Bog Roll ::

It's Not Magic, It's Work!

14 May 2016

Recovery Shake

Last weekend we went for two longer bike rides to build endurance and get use to longer rides and on consecutive days. This week I also cycled to work on two consecutive days - which though much shorter rides also contribute to fitness and endurance.

My favourite post ride recovery food is a banana milk shake. Ingredients (* optional/suggestion):

  • Banana - should be reasonably ripe for best result but you can have it any way you like
  • Yoghurt - plain whole milk based, but soya based is an alternative
  • Milk - whole milk is best, but semi-skimmed or soya is an alternative or a blend
  • Whey protein powder* - raises the protein level but is optional
  • Xylitol* - a low GI sugar alcohol, adds sweetness, is safe on your teeth and adds fibre
  • Inulin* - a soluble fibre, adds a little sweetness and is a good way of sneaking soluble fibre into your diet
  • Powdered Psyllium seed husks* - another fibre, adds bulk and fibre to your diet
  • Nutmeg or cinnamon* - adds extra flavour if you find banana a bit bland. I also tried cocoa, but found it didn't make it any better...

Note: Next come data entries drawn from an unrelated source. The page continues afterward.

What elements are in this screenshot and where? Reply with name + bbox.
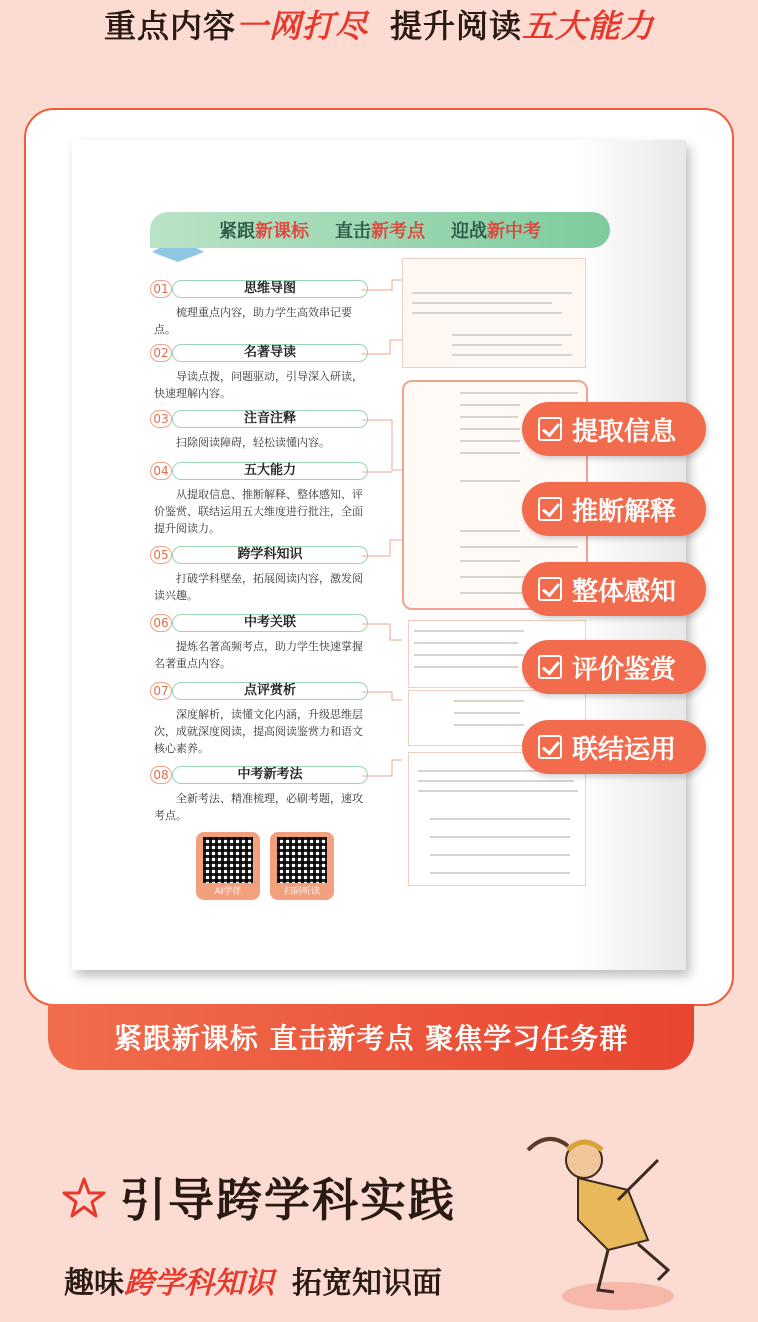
feature-title: 思维导图 bbox=[172, 280, 368, 298]
feature-desc: 导读点拨，问题驱动，引导深入研读，快速理解内容。 bbox=[154, 370, 363, 400]
qr-caption: AI学伴 bbox=[214, 887, 242, 897]
ability-tag-label: 评价鉴赏 bbox=[572, 654, 677, 685]
qr-caption: 扫码听读 bbox=[283, 887, 320, 897]
feature-number: 05 bbox=[150, 546, 172, 564]
feature-number: 04 bbox=[150, 462, 172, 480]
ability-tag-label: 推断解释 bbox=[572, 496, 677, 527]
feature-number: 06 bbox=[150, 614, 172, 632]
feature-number: 01 bbox=[150, 280, 172, 298]
qr-ai-companion[interactable] bbox=[196, 832, 260, 900]
ability-tag bbox=[522, 562, 706, 616]
feature-title: 跨学科知识 bbox=[172, 546, 368, 564]
star-icon bbox=[62, 1176, 106, 1220]
subtitle-part2: 拓宽知识面 bbox=[292, 1266, 442, 1301]
feature-title: 名著导读 bbox=[172, 344, 368, 362]
section-subtitle bbox=[64, 1258, 442, 1302]
qr-code-icon bbox=[277, 837, 327, 883]
monkey-king-illustration bbox=[518, 1120, 678, 1316]
feature-title: 五大能力 bbox=[172, 462, 368, 480]
subtitle-highlight: 跨学科知识 bbox=[124, 1266, 274, 1301]
slogan-ribbon bbox=[150, 212, 610, 248]
checkbox-icon bbox=[538, 497, 562, 521]
feature-title: 点评赏析 bbox=[172, 682, 368, 700]
ribbon-a1: 紧跟 bbox=[219, 221, 255, 242]
qr-listen[interactable] bbox=[270, 832, 334, 900]
ability-tag bbox=[522, 720, 706, 774]
ribbon-b1: 直击 bbox=[335, 221, 371, 242]
subtitle-part1: 趣味 bbox=[64, 1266, 124, 1301]
ability-tag-label: 整体感知 bbox=[572, 576, 677, 607]
section-title: 引导跨学科实践 bbox=[120, 1173, 456, 1227]
feature-number: 03 bbox=[150, 410, 172, 428]
ribbon-b2: 新考点 bbox=[371, 221, 425, 242]
checkbox-icon bbox=[538, 735, 562, 759]
checkbox-icon bbox=[538, 577, 562, 601]
ability-tag-label: 联结运用 bbox=[572, 734, 677, 765]
ability-tag bbox=[522, 640, 706, 694]
feature-desc: 从提取信息、推断解释、整体感知、评价鉴赏、联结运用五大维度进行批注，全面提升阅读力。 bbox=[154, 488, 363, 535]
feature-title: 中考关联 bbox=[172, 614, 368, 632]
feature-desc: 提炼名著高频考点，助力学生快速掌握名著重点内容。 bbox=[154, 640, 363, 670]
checkbox-icon bbox=[538, 417, 562, 441]
headline-part2-highlight: 五大能力 bbox=[522, 7, 655, 45]
headline-part2: 提升阅读 bbox=[390, 7, 523, 45]
feature-desc: 打破学科壁垒，拓展阅读内容，激发阅读兴趣。 bbox=[154, 572, 363, 602]
feature-number: 08 bbox=[150, 766, 172, 784]
checkbox-icon bbox=[538, 655, 562, 679]
feature-desc: 深度解析，读懂文化内涵，升级思维层次，成就深度阅读，提高阅读鉴赏力和语文核心素养。 bbox=[154, 708, 363, 755]
top-headline bbox=[0, 0, 758, 48]
feature-desc: 扫除阅读障碍，轻松读懂内容。 bbox=[176, 436, 330, 449]
feature-desc: 梳理重点内容，助力学生高效串记要点。 bbox=[154, 306, 352, 336]
ribbon-c2: 新中考 bbox=[487, 221, 541, 242]
ribbon-a2: 新课标 bbox=[255, 221, 309, 242]
qr-code-icon bbox=[203, 837, 253, 883]
ability-tag-label: 提取信息 bbox=[572, 416, 677, 447]
ability-tag bbox=[522, 402, 706, 456]
headline-part1-highlight: 一网打尽 bbox=[235, 7, 368, 45]
ability-tag bbox=[522, 482, 706, 536]
feature-title: 中考新考法 bbox=[172, 766, 368, 784]
headline-part1: 重点内容 bbox=[103, 7, 236, 45]
feature-number: 07 bbox=[150, 682, 172, 700]
ribbon-c1: 迎战 bbox=[451, 221, 487, 242]
feature-number: 02 bbox=[150, 344, 172, 362]
feature-desc: 全新考法、精准梳理，必刷考题，速攻考点。 bbox=[154, 792, 363, 822]
slogan-band: 紧跟新课标 直击新考点 聚焦学习任务群 bbox=[48, 1004, 694, 1070]
feature-title: 注音注释 bbox=[172, 410, 368, 428]
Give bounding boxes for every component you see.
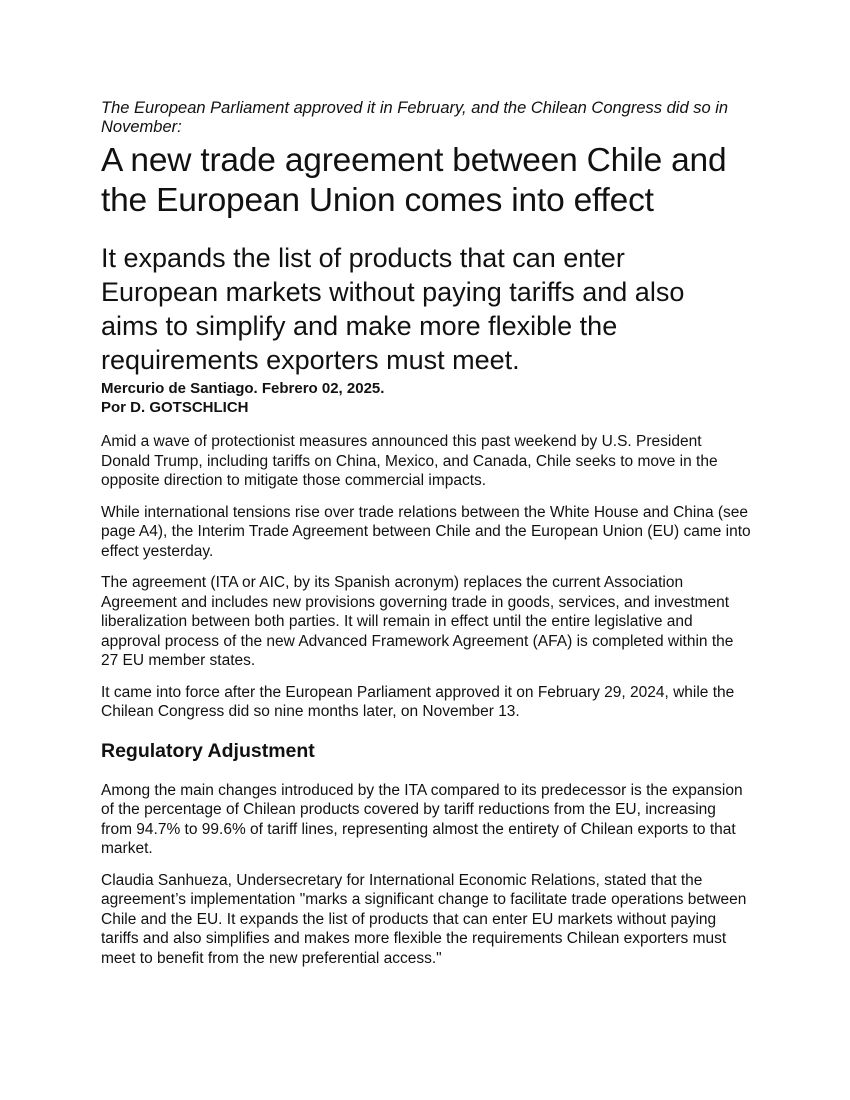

Chop the banana up into chunks in a blender jar, add a couple of dollops of yoghurt, a tea spoon of whey, xylitol, inulin - if you want, three tea spoons of powdered Psyllium - if you want, grate the spice on top - if you want, then add about 500 ml of milk. Blend until smooth.

The fibre isn't necessary, but I find it's a good place to hide it if you are trying to add more to your diet. Also you don't really want a lot of extra fibre before you exercise but it's okay to have it afterwards... The physalis husk in particular adds bulk and makes the shake feel more filling.

The added protein from the whey isn't essential but a little protein is a good idea after a ride, and it's well tolerated by the body and it blends into milk very well with no real strange taste - being milk based to start with.


Rhubarb and Ginger Jam

Today I made a small batch of rhubarb and ginger jam. Our usual source of rhubarb had only a small batch for processing this year, and we collected it last weekend. It has spent most of the week soaking in sugar and lemon juice in the fridge. I used my classic method. Input was 1.7 kg of rhubarb, 1.7 kg of British sugar from beet, juice of 2 lemons (frozen and defrosted) and 300 g of crystallised ginger (finely chopped). Yield was 11 small 100 g jars for this year's Sheep Fair and 3.5 370 g jars for me.

I'm now rather full of sugar and feeling a bit odd!